Persistent problem solving
No one knows whether any of these approaches can help stem the spread of COVID-19.
“Right now, we need lots of people working with lots of ideas,” Satchell says. Similarities between the viruses that cause SARS and COVID-19 may mean that some drugs could work against both. “There is a hope that several small molecules that were identified as inhibitors of the SARS protease would represent reasonable starting points for trying to make a drug for the 2019 coronavirus,” Burley says.
“The open question is, can you produce a drug that is both safe and effective quickly enough to have an impact?” SARS was stopped by traditional infection-control measures in 2004, before any virus-fighting drugs made it through the development pipeline.
But had a decision been made then to spend $1 billion to make a safe and effective drug against SARS, Burley says, such a drug might be working now against the new coronavirus, eliminating the need to spend hundreds of billions of dollars to contain this new infection.
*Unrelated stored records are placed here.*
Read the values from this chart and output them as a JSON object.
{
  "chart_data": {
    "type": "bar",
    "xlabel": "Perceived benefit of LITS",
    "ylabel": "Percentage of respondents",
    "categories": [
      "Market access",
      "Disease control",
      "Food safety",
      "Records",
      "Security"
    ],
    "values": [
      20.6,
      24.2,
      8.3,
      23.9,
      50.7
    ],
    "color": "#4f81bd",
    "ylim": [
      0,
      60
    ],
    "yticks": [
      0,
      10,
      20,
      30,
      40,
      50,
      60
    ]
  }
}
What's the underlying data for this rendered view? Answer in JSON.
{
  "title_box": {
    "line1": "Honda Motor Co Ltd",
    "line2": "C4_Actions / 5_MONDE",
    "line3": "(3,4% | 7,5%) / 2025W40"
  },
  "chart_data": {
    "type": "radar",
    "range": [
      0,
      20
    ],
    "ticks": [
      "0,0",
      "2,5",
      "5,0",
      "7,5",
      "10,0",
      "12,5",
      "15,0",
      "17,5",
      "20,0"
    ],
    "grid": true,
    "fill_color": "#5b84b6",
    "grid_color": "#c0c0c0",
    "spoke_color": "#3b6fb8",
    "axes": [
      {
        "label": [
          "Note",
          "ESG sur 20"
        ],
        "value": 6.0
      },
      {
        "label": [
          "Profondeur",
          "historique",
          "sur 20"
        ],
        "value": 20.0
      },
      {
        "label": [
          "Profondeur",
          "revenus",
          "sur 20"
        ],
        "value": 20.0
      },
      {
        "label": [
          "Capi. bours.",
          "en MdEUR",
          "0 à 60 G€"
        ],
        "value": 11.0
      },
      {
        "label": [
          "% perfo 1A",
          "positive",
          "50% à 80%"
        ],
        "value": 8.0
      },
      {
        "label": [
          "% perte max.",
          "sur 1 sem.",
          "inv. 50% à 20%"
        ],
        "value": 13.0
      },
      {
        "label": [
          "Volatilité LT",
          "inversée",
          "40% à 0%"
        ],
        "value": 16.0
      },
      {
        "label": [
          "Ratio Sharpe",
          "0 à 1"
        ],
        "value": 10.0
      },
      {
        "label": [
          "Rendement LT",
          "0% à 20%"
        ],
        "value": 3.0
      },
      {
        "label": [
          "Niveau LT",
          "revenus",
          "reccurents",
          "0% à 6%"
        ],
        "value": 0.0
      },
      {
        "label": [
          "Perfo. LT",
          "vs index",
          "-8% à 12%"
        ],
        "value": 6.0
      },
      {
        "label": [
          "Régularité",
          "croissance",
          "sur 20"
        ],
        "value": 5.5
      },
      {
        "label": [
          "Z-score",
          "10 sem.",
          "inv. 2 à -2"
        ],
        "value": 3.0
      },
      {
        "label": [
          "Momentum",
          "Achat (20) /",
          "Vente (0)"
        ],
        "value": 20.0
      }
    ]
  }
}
An investment in SARS would not have paid off for people with MERS, which is still a danger in the Middle East. The MERS virus is too different from SARS at the RNA level for SARS drugs to work against it.
But a future coronavirus might emerge that is similar enough to SARS and SARS-CoV-2 to be worth the cost, Burley says. Even if the current outbreak dwindles and disappears, he says, governments and companies should keep investing in drugs that can stop coronaviruses.
“I’m quite certain that the economic impact of the epidemic is going to run into the hundreds of billions,” he says. “So you would only need a 1 percent chance of something that was treatable with the drug to show up in the future to have made a good investment.”